Monday 10 November 2014

Seeing Stephen

A few weeks back, I went for a day out in Cambridge.  After sitting down to eat in two different pubs which we had to evacuate due to their smell of damp hair / shin-pads, we settled on the reliable stench of pseudo-french-cuisine at the familiar Côte franchise.  Whilst waiting for a table i scoured the vicinity, brashly feasting on other peoples plates with my hungry eyes, and generally making people around me feel uncomfortable with my presence.  As i surveyed the area, my eyes drifted over steak tartare and an accompanying side salad and a few spaces across the table, there to my utter disbelief, was Stephen Hawking.  Now my eyes feasted on one of the greatest minds humanity has to offer, and he was now completely upstaging the steak tartare, which to be honest, was looking a bit undercooked anyway.

 I felt anxious that he saw me looking at him. Not only is it rude to stare, but I also rediscovered a dormant anxiety about staring at physically disabled people which harked back innocently to my childhood, before i knew any better.  It was very frustrating.  It's not like bumping into someone famous, saying a few words and maybe getting an autograph.  I couldn't look due to the reasons i had just mentioned, but also because it's just plain rude to look while someone is eating anyway.

 I couldn't even fathom making small talk; I'd be intimidated by such a powerful mind and also I'd be nervous about interacting with someone with a computer based communication system for the first time.  So i did what anyone would do. I walked past and glanced at him as i ambled through the restaurant to reach the toilets, which i didn't actually need to use.  It was an action that was inquisitive, but mostly cowardly and quite literally anally retentive.  I washed my hands in order to add a greater sense of validity to the trip to the toilet - or as the french say, toilette.
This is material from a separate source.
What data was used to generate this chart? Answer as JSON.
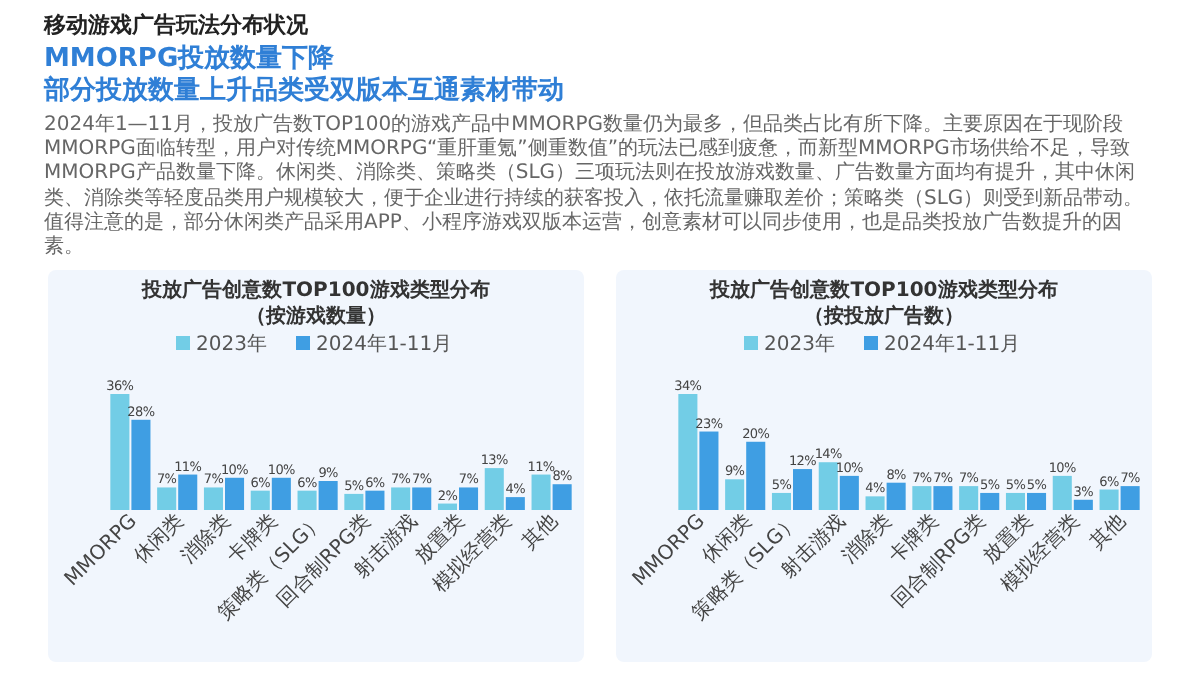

 I allowed myself to reflect on the scene i had just encountered when i had tactically, and maybe shamefully, walked past the professor.  He was being spoon fed his dinner, and naturally, the process appeared quite messy.  I obviously knew he was physically disabled but it wasn't until I saw this scene for myself that i came to terms with the severity of his disease and the stark comparison between my physical state of affairs and his.

 I felt very sorry for him - which wasn't what i expected at all.  I expected to feel solely empowered and in awe of his intellect and achievements, but my resounding thought was a sad one -  that he has been stripped of his independence and the chance of a wholesome life. For better or for worse, he couldn't just amble to the toilets on his own to get a glimpse of a celebrity if the opportunity was to ever arise.

I don't think there is a more poignant and stark juxtaposition between mind and body than Professor Stephen Hawking.  It is empowering to know that he has achieved so much in his field, even despite the disease that has been periodically demobilizing his body.  Actually seeing him for myself was probably the most star-struck I've ever been. But this story which quite simply started with evading a duo of fetid pubs has re-affirmed to me that pure thought alone is no replacement for just plain doing stuff.  Even if the stuff that I do is flawed, stupid, cowardly or generally involves toilet related subterfuge, I've learned that the air of spontaneity and freedom involved is what life is all about and i can leave quantum physics to Stephen.